Weizmann Institute scientists have revealed a mechanism responsible for the mobility of stem cells in humans. The discovery may lead to an improvement in the efficiency of bone marrow transplants

 
Prof. Zvi Lapidot and research student Isabel Petit. Migratory cells
Weizmann Institute scientists have discovered a key mechanism that allows stem cells to leave the bone marrow and enter the bloodstream of healthy blood donors. The mechanism also works in the body of patients with leukemia, other blood diseases, and some types of cancer. These findings, published in the July issue of the scientific journal Nature Immunology, may lead to the development of more effective ways to transplant stem cells contained in the bone marrow.

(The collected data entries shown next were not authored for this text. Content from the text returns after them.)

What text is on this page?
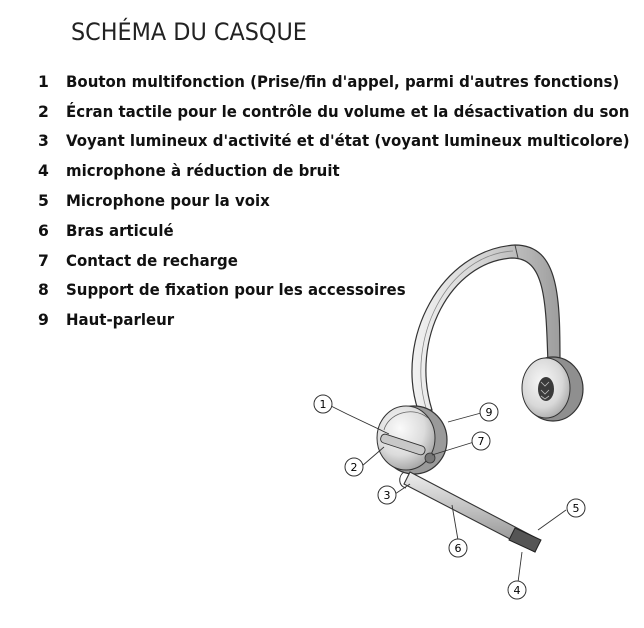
SCHÉMA DU CASQUE
1	Bouton multifonction (Prise/fin d'appel, parmi d'autres fonctions)
2	Écran tactile pour le contrôle du volume et la désactivation du son
3	Voyant lumineux d'activité et d'état (voyant lumineux multicolore)
4	microphone à réduction de bruit
5	Microphone pour la voix
6	Bras articulé
7	Contact de recharge
8	Support de fixation pour les accessoires
9	Haut-parleur
1
2
3
4
5
6
7
9
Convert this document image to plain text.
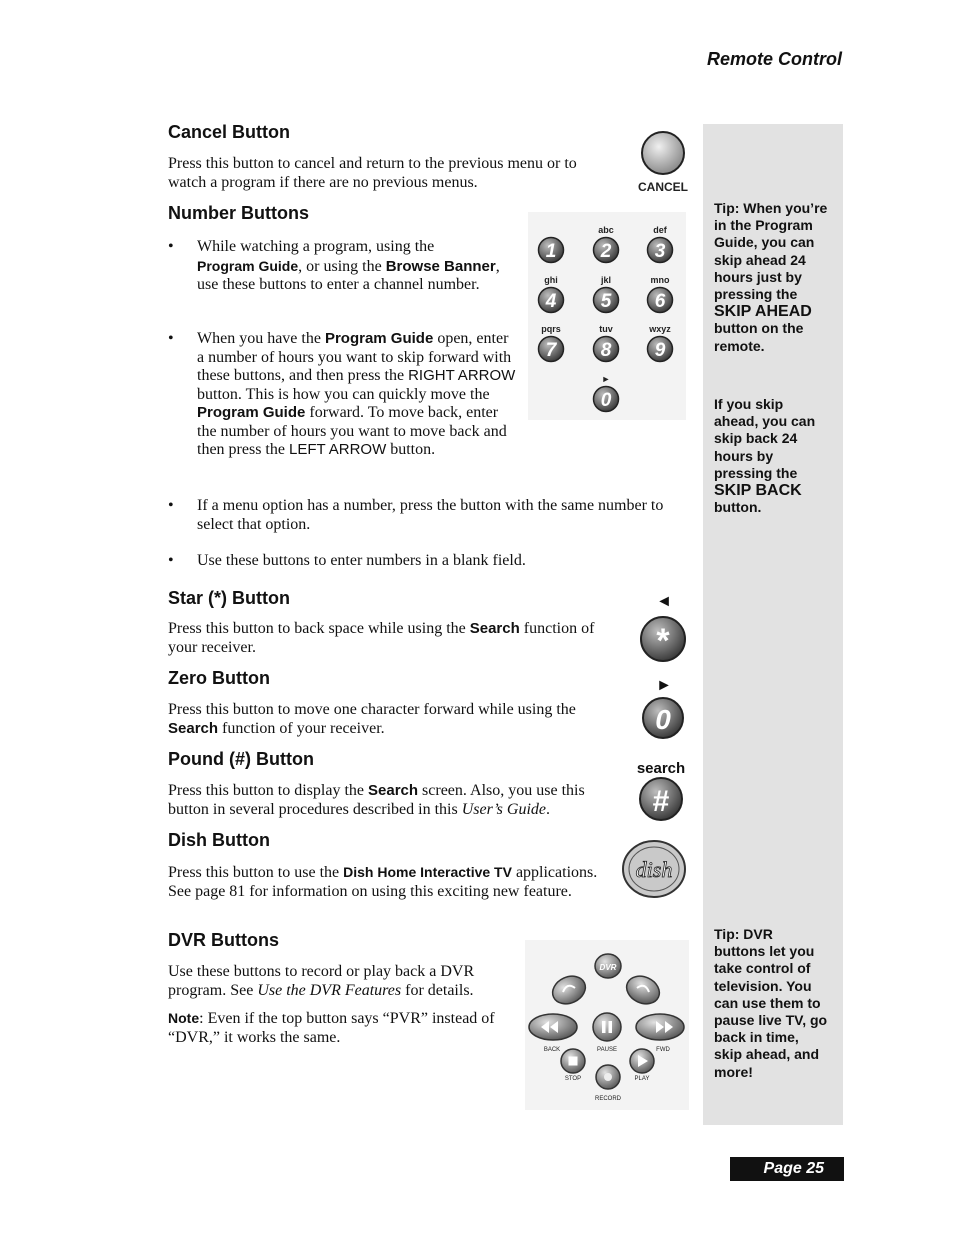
Remote Control
Cancel Button

Press this button to cancel and return to the previous menu or to watch a program if there are no previous menus.	CANCEL
Number Buttons
• While watching a program, using the
Program Guide, or using the Browse Banner, use these buttons to enter a channel number.
• When you have the Program Guide open, enter a number of hours you want to skip forward with these buttons, and then press the RIGHT ARROW button. This is how you can quickly move the Program Guide forward. To move back, enter the number of hours you want to move back and then press the LEFT ARROW button.
• If a menu option has a number, press the button with the same number to select that option.
• Use these buttons to enter numbers in a blank field.
1 2
abc
3
def
4
ghi
5
jkl
6
mno
7
pqrs
8
tuv
9
wxyz
0
►
Star (*) Button

Press this button to back space while using the Search function of your receiver.

◄
*
Zero Button

Press this button to move one character forward while using the Search function of your receiver.

►
0
Pound (#) Button

Press this button to display the Search screen. Also, you use this button in several procedures described in this User’s Guide.

search
#
Dish Button

Press this button to use the Dish Home Interactive TV applications. See page 81 for information on using this exciting new feature.

dish
DVR Buttons

Use these buttons to record or play back a DVR program. See Use the DVR Features for details.

Note: Even if the top button says “PVR” instead of “DVR,” it works the same.

DVR
BACK	PAUSE	FWD
STOP	PLAY
RECORD

Tip: When you’re in the Program Guide, you can skip ahead 24 hours just by pressing the SKIP AHEAD button on the remote.

If you skip ahead, you can skip back 24 hours by pressing the SKIP BACK button.

Tip: DVR buttons let you take control of television. You can use them to pause live TV, go back in time, skip ahead, and more!

Page 25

Transplantation of stem cells from the bone marrow is a complex process, which is usually performed only when there is no other option left. During the transplantation process, the damaged stem cells are destroyed (through pre-irradiation), and in their place, other, normal stem cells are introduced into the bloodstream. In order to obtain the healthy stem cells necessary for transplantation (either from a healthy blood donor or from the patient himself before and during chemotherapy), they need to be "encouraged" to leave the bone marrow and enter the bloodstream. In other words, the requested cells need to become mobile, so that they can reach the place where the researchers and doctors can collect them and prepare them for transplantation. But how can the stem cells become mobile?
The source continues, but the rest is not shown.